— От побежденного учителя.
Пока «ритм современности» действует, существует и нечто многотомное, многословное, именуемое «творчеством Эренбурга». Но, увы, «ритмы» недолговечны, капризны. Самые восторженные читательницы, которых нынче новая книжка Оренбурга влечет, как некий моднейший коктейль, горьковато-сладковатый, пряный, пьянящий и острый, – самые восторженные читательницы отвернутся от него, когда им объяснят, что коктейли больше не в моде. Настоящее станет прошлым, – Эренбург исчезнет. Никто этому не удивится и, меньше всех будет удивлен сам автор. Ведь вот даже последняя его книга «Единый фронт», помеченная «январь-июнь 1930», успела устареть. В ней постоянно упоминается о кабинете Тардье. Кабинет Тардье пал, и анахронизм уже дает себя знать. Если бы острие книги, «установка» ее, как говорят в советской прессе, не было так назойливо обращено на современность, если бы у Эренбурга была хоть какая-нибудь иная забота, кроме современности, — смена кабинета прошла бы для него бесследно. Но она для «Единого фронта» оказалась фатальной. «Значит, все это происходит не сегодня?» — спрашивает разочарованный читатель. А если не сегодня, то интерес пропадает. Без иронии: Тардье сильно подвел Эренбурга.

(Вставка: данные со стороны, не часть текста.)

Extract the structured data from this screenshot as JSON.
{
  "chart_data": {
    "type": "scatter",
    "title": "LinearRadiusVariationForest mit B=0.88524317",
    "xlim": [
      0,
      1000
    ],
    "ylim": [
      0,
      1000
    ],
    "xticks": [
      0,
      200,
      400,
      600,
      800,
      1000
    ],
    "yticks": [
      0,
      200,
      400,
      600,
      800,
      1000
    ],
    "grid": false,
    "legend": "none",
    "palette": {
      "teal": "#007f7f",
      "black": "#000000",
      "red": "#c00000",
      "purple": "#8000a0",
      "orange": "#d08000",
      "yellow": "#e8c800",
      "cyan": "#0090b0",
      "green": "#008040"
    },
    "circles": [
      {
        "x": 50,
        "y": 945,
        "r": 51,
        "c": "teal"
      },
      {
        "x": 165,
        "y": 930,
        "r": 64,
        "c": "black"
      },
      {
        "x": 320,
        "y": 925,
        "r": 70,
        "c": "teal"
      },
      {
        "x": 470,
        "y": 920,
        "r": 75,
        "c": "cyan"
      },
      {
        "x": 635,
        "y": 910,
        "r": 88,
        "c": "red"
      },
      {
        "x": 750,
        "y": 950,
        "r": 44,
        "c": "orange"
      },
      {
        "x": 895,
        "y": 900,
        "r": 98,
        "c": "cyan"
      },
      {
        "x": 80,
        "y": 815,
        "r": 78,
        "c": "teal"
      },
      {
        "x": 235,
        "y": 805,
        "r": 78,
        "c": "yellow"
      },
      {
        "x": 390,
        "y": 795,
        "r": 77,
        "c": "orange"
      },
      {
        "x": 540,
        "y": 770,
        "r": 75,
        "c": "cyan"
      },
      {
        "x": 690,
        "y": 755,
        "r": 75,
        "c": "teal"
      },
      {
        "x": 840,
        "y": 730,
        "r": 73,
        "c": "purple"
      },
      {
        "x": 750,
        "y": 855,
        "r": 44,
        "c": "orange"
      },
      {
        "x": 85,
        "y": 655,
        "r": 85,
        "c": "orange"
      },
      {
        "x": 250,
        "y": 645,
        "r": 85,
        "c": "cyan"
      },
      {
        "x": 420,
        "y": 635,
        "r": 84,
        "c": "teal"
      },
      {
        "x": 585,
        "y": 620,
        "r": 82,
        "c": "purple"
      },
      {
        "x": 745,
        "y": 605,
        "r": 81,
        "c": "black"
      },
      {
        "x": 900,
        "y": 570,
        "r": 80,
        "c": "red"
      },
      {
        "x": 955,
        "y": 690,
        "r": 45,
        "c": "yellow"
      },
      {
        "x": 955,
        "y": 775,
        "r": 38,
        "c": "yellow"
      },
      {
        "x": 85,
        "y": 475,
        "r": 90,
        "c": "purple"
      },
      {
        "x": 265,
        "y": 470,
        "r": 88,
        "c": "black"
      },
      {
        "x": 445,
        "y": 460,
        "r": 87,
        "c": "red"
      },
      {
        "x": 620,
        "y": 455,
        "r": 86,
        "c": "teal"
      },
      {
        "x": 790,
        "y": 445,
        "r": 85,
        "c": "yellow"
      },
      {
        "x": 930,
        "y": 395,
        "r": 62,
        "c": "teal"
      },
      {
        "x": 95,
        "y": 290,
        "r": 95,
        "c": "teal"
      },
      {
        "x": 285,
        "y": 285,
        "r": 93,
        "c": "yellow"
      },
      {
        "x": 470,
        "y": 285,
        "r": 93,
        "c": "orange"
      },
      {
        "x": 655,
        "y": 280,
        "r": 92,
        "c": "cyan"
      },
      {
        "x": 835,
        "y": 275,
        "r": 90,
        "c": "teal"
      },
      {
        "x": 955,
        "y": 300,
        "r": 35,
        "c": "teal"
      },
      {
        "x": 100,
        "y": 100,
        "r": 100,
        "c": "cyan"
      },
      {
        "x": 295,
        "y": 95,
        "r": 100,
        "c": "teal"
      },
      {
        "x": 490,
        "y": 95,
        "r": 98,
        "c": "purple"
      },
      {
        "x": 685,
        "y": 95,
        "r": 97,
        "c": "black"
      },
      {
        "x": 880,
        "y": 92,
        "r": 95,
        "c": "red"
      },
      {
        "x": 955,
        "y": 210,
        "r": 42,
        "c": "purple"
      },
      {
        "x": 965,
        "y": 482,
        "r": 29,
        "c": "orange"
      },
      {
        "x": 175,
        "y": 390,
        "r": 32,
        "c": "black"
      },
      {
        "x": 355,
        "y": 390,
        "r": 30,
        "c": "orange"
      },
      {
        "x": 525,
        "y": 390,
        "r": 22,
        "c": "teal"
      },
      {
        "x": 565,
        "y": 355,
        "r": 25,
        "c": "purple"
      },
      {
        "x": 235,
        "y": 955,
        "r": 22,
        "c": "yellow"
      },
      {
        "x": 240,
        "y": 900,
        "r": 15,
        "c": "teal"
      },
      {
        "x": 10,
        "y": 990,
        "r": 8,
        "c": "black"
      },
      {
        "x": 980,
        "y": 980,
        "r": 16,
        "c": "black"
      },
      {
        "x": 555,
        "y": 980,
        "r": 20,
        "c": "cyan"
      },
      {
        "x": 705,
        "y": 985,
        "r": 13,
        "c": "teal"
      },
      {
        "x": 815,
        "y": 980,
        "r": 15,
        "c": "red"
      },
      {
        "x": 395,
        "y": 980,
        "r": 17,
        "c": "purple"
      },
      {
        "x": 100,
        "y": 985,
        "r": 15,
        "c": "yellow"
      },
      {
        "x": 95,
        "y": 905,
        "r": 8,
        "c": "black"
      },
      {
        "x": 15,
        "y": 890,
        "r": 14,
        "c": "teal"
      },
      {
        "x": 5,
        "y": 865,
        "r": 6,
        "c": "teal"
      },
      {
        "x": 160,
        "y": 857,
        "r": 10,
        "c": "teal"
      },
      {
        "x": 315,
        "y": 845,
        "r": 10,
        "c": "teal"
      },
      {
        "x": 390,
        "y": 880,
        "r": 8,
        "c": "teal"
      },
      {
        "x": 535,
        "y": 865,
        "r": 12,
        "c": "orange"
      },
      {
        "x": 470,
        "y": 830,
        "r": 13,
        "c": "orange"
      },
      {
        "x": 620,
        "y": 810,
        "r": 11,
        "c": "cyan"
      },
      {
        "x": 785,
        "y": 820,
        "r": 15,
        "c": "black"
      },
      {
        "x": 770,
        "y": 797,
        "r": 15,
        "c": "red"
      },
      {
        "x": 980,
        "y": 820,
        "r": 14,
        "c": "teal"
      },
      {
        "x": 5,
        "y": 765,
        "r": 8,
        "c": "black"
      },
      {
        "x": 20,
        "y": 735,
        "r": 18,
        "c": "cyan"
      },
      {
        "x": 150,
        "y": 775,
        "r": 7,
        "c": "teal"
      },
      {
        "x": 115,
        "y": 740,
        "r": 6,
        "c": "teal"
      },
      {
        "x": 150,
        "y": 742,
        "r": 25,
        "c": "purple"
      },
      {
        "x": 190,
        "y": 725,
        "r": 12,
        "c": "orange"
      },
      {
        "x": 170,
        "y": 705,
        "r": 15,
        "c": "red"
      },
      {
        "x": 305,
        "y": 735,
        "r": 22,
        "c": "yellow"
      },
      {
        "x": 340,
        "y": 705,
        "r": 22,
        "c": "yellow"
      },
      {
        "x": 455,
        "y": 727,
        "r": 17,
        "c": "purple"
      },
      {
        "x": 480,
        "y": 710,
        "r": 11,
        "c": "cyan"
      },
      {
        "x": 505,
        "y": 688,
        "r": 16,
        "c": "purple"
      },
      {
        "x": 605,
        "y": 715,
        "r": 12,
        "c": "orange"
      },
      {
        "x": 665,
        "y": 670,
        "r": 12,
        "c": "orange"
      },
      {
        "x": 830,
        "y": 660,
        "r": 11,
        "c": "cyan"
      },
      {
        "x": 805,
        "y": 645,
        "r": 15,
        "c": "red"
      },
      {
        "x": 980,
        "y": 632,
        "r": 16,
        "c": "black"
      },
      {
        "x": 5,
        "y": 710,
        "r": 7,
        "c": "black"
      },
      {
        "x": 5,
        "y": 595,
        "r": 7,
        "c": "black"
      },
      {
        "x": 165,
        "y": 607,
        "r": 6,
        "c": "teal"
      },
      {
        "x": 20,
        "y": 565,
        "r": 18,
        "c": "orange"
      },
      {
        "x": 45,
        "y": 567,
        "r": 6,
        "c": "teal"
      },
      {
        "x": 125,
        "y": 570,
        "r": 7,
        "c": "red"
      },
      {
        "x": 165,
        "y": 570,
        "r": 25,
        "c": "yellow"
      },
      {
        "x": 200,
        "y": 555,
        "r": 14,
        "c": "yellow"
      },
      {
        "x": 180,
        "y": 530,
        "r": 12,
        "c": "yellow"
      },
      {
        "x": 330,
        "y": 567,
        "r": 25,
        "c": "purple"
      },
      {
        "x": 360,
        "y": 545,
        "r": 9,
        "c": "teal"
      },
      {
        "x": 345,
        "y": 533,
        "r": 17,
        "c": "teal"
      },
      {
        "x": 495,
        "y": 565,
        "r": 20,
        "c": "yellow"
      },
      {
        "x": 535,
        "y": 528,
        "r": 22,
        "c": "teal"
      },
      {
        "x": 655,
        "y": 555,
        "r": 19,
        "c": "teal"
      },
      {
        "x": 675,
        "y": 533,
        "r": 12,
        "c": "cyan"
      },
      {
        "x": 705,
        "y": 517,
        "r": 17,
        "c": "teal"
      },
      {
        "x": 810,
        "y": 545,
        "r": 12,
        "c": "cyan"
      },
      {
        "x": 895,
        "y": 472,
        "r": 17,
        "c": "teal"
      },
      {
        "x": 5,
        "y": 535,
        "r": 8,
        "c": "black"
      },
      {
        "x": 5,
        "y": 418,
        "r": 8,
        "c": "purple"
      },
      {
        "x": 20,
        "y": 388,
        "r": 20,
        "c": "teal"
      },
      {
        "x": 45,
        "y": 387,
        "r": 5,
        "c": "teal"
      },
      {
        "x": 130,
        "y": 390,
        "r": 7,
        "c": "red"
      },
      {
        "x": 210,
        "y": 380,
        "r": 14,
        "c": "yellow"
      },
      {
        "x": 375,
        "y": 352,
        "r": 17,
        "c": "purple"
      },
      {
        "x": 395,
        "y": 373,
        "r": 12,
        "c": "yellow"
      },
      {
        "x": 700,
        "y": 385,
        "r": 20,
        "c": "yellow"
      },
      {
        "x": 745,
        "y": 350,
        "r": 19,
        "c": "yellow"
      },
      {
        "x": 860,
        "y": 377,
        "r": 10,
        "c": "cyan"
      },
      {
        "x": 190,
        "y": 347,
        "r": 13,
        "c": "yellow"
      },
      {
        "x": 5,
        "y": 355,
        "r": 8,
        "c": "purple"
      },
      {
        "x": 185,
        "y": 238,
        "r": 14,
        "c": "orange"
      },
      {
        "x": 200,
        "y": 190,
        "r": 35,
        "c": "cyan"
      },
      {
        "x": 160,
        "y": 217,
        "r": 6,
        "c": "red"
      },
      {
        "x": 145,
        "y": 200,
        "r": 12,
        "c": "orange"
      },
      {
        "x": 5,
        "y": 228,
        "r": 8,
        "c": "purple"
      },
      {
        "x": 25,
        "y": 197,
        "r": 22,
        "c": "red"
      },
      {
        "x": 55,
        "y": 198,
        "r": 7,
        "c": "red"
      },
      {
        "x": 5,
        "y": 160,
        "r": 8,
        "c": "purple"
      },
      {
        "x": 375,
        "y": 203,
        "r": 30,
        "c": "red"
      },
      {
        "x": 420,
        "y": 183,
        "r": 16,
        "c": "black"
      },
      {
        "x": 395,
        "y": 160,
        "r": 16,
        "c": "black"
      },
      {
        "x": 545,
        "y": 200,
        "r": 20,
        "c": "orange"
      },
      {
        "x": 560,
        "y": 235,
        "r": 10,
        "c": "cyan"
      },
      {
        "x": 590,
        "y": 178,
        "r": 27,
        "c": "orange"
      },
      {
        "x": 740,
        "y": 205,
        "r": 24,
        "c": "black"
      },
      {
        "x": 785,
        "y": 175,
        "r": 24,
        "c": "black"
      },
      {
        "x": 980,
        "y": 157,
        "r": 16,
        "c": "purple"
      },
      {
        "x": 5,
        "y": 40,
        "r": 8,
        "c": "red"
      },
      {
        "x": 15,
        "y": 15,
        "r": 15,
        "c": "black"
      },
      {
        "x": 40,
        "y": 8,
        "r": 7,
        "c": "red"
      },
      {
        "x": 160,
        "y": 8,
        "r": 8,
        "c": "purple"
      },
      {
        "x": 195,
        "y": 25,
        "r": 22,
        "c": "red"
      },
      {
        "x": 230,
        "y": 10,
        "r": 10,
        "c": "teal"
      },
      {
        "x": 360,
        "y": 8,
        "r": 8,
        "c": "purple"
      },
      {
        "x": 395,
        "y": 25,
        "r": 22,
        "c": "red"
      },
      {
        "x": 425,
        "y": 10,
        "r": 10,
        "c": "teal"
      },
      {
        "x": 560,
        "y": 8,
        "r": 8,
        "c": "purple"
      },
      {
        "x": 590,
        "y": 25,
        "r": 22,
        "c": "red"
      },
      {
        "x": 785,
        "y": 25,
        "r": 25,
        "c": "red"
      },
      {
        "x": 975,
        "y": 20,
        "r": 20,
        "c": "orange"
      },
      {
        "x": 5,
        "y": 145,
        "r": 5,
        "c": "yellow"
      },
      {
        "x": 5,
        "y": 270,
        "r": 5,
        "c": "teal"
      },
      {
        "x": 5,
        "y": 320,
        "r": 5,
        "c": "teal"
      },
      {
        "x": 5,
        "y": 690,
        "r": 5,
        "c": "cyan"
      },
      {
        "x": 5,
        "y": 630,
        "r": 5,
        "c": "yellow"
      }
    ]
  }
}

Недавно в одной парижской газете была анкета: оказал ли кинематограф влияние на литературу, и если оказал, то какое? Некоторые из опрошенных лиц влияние признавали. Но подлинные писатели, те, которые в данном вопросе все-таки более компетентны, чем портной Поль Пуаре или Жозефина Бэкер, ответили, что влияния кино на литературу нет и не может быть никакого. Действительно, вопрос ребяческий, — и в частности Эренбург это, по всей вероятности, тоже понимает и сознает. Но он пишет именно для тех, кто полагает, что теперь и в литературе необходимо стремительное действие, ежеминутная смена картин, и что в этом, главным образом в этом, искусство теперешнее отличается от искусства прежнего. Одним словом, раньше были Диккенс и Лев Толстой. Теперь пришли Эренбург и Поль Моран. Да здравствует же Эренбург с Полем Мораном! В каком-то чеховском письме есть замечание: «зубы болят от пошлости». Зубы в наше время, по-видимому, стали крепкие и выносливые.
Перейдем к самой книге. «Единый фронт» – это, разумеется, единый фронт капиталистов и империалистов против Советского Союза. Капиталисты и империалисты между собой враждуют, и единство им наладить трудно. Миллиардер Ольсон, «спичечный король», соперничает с другим миллиардером, сэром Вайнштейном, витебским евреем, смещающим королей и по коммерческим расчетам устраивающим революции. Министры в их руках — куклы. Войны, договоры, союзы, речи в парламентах или в Лиге наций — все делается по приказу Ольсонов и Вайнштейнов. Догадка не новая, как известно. Однако же советские политические теоретики, стоящие на той же точке зрения, признают, вероятно, что не так уж абсолютна и комически откровенна зависимость правителей от банкиров. Но Эренбург не реалист, а сатирик. Поэтому он сгущает краски. Один только московский посол, тов. Карнаухов, герой добродетельный. Остальные персонажи — тупицы, проходимцы, воры, развратники, наглецы, как и подобает быть империалистам. Книга лишена последовательной фабулы. Она вся состоит из отдельных «зарисовок», иллюстрирующих подготовку противосоветского единого фронта. Кончается она многозначительно и выразительно. Европейская конференция, собравшаяся в Париже, решает важнейшие политические вопросы. Она хочет знать мнение о них сэра Вайнштейна (его соперник Ольсон умер). Сэра Вайнштейна нигде не могут найти. Наконец секретарь сэра находит его в публичном доме, в невозможной компании…
«— Я сегодня собачка… «Медор», — лениво объясняет своему секретарю вершитель мировых судеб.
Вот что такое политика, вот что такое капиталист, вот что такое Европа! — как бы говорит Эренбург. Публичный дом!
На это нечего отвечать. Каждый видит то, что хочет видеть, что может разглядеть. Главная вина Эренбурга та, что он лжет самому себе: он притворяется ограниченным и тривиальным наблюдателем, не будучи им. Кто написал главу о старом журналисте Лавале, не может не понимать пустоты или фальши остальных глав «Единого фронта». Но писателя, как и всякого человека, нельзя судить по тому, о чем он молчит. Его оценивают по тому, что он говорит.